Carola Ingrid Weidner 1 , Qiong Lin 2 , Carmen Maike Koch 1 , Lewin Eisele 3 , Fabian Beier 4 , Patrick Ziegler 4 , Dirk Olaf Bauerschlag 5 , Karl-Heinz Jöckel 3 , Raimund Erbel 6 , Thomas Walter Mühleisen 7 , 8 , 9 , Martin Zenke 2 , Tim Henrik Brümmendorf 4 , Wolfgang Wagner , 1
3 February 2014
Human aging is associated with DNA methylation changes at specific sites in the genome. These epigenetic modifications may be used to track donor age for forensic analysis or to estimate biological age.

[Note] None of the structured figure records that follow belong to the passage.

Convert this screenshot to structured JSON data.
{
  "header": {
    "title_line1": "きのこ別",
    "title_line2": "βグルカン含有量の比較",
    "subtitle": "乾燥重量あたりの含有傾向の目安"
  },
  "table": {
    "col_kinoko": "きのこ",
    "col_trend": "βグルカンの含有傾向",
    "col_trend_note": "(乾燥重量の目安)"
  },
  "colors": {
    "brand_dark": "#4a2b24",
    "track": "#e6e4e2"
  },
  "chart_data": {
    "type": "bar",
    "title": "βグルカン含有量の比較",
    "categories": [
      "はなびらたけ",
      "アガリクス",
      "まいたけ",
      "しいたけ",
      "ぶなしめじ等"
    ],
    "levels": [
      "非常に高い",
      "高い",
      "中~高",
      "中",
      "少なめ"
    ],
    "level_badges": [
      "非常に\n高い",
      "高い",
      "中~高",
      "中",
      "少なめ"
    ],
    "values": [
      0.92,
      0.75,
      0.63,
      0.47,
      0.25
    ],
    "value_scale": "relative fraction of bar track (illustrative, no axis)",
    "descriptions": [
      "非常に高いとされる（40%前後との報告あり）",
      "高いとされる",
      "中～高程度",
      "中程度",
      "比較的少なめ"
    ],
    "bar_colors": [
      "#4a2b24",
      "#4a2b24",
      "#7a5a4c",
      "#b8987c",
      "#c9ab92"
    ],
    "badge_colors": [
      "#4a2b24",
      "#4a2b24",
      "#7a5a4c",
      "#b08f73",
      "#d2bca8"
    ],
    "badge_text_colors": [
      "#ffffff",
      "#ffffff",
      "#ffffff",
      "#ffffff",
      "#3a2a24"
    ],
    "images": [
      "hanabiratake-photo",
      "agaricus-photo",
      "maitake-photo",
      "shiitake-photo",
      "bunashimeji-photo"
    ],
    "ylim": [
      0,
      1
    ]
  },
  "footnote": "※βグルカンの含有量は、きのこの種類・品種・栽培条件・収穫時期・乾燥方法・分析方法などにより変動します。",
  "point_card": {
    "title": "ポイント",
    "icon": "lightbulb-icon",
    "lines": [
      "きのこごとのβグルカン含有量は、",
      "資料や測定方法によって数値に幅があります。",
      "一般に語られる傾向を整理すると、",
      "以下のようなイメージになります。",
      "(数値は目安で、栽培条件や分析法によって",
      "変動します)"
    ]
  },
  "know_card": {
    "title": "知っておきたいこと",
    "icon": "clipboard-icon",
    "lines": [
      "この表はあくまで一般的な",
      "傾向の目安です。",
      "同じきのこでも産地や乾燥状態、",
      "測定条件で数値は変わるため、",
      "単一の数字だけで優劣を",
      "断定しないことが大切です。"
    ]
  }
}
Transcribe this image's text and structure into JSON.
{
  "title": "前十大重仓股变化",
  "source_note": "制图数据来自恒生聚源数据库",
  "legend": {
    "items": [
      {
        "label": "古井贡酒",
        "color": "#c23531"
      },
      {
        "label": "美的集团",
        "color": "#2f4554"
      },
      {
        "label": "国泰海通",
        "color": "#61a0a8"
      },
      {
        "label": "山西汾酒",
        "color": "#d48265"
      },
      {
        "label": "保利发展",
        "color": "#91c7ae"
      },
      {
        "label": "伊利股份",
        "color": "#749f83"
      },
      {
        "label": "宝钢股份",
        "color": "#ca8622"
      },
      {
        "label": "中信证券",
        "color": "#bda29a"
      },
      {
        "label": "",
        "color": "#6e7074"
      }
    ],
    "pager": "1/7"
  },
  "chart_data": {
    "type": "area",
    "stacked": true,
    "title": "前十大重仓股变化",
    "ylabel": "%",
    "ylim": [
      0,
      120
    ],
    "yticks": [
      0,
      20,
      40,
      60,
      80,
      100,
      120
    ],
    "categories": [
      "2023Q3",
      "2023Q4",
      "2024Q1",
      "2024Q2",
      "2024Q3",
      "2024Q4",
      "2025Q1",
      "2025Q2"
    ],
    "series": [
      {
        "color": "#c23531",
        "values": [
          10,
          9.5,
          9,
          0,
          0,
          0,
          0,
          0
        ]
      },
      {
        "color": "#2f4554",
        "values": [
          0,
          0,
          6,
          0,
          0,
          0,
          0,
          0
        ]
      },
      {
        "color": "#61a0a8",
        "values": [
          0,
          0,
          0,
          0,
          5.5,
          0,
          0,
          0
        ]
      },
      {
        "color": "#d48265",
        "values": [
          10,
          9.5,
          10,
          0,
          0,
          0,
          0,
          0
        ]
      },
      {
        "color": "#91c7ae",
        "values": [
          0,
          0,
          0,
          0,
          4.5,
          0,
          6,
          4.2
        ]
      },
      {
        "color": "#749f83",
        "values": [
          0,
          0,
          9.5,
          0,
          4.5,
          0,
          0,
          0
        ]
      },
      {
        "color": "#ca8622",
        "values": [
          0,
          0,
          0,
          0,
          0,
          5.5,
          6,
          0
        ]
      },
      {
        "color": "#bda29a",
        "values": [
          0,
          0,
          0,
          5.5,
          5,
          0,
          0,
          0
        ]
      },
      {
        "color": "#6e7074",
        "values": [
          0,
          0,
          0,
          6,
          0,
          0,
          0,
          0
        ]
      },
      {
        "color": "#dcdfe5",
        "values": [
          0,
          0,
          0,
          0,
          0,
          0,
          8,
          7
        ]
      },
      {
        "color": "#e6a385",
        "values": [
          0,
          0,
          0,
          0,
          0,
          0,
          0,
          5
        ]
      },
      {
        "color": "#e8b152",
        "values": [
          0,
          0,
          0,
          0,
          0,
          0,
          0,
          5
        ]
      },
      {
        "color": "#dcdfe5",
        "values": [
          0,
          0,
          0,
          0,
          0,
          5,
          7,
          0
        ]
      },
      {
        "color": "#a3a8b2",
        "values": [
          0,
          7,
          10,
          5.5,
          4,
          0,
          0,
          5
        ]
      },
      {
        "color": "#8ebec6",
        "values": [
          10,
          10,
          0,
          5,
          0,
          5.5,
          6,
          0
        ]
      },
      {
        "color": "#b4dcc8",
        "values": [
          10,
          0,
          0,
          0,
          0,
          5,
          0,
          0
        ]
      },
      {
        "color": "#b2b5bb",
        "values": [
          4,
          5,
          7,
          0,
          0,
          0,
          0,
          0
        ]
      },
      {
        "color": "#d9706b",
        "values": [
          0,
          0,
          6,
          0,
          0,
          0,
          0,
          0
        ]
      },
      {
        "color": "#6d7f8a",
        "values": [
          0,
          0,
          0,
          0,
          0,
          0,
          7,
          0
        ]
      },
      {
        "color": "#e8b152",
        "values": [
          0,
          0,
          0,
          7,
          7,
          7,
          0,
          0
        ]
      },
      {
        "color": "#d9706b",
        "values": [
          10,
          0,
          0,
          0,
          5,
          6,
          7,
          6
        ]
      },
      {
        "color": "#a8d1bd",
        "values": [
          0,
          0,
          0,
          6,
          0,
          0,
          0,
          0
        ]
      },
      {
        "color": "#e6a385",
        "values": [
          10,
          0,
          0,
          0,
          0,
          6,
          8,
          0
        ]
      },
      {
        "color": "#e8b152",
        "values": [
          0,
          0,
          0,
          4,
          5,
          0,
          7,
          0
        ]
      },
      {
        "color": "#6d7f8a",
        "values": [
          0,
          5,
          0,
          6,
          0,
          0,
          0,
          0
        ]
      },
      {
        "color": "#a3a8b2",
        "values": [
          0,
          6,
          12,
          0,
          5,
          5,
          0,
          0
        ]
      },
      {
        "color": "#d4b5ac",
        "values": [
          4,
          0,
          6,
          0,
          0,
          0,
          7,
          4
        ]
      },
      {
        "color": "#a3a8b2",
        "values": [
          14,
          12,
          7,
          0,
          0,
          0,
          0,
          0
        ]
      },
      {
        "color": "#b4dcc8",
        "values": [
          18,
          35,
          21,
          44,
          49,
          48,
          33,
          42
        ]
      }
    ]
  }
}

We perform a comprehensive analysis of methylation profiles to narrow down 102 age-related CpG sites in blood. We demonstrate that most of these age-associated methylation changes are reversed in induced pluripotent stem cells (iPSCs). Methylation levels at three age-related CpGs - located in the genes ITGA2B, ASPA and PDE4C - were subsequently analyzed by bisulfite pyrosequencing of 151 blood samples. This epigenetic aging signature facilitates age predictions with a mean absolute deviation from chronological age of less than 5 years. This precision is higher than age predictions based on telomere length. Variation of age predictions correlates moderately with clinical and lifestyle parameters supporting the notion that age-associated methylation changes are associated more with biological age than with chronological age. Furthermore, patients with acquired aplastic anemia or dyskeratosis congenita - two diseases associated with progressive bone marrow failure and severe telomere attrition - are predicted to be prematurely aged.
Our epigenetic aging signature provides a simple biomarker to estimate the state of aging in blood. Age-associated DNA methylation changes are counteracted in iPSCs. On the other hand, over-estimation of chronological age in bone marrow failure syndromes is indicative for exhaustion of the hematopoietic cell pool. Thus, epigenetic changes upon aging seem to reflect biological aging of blood.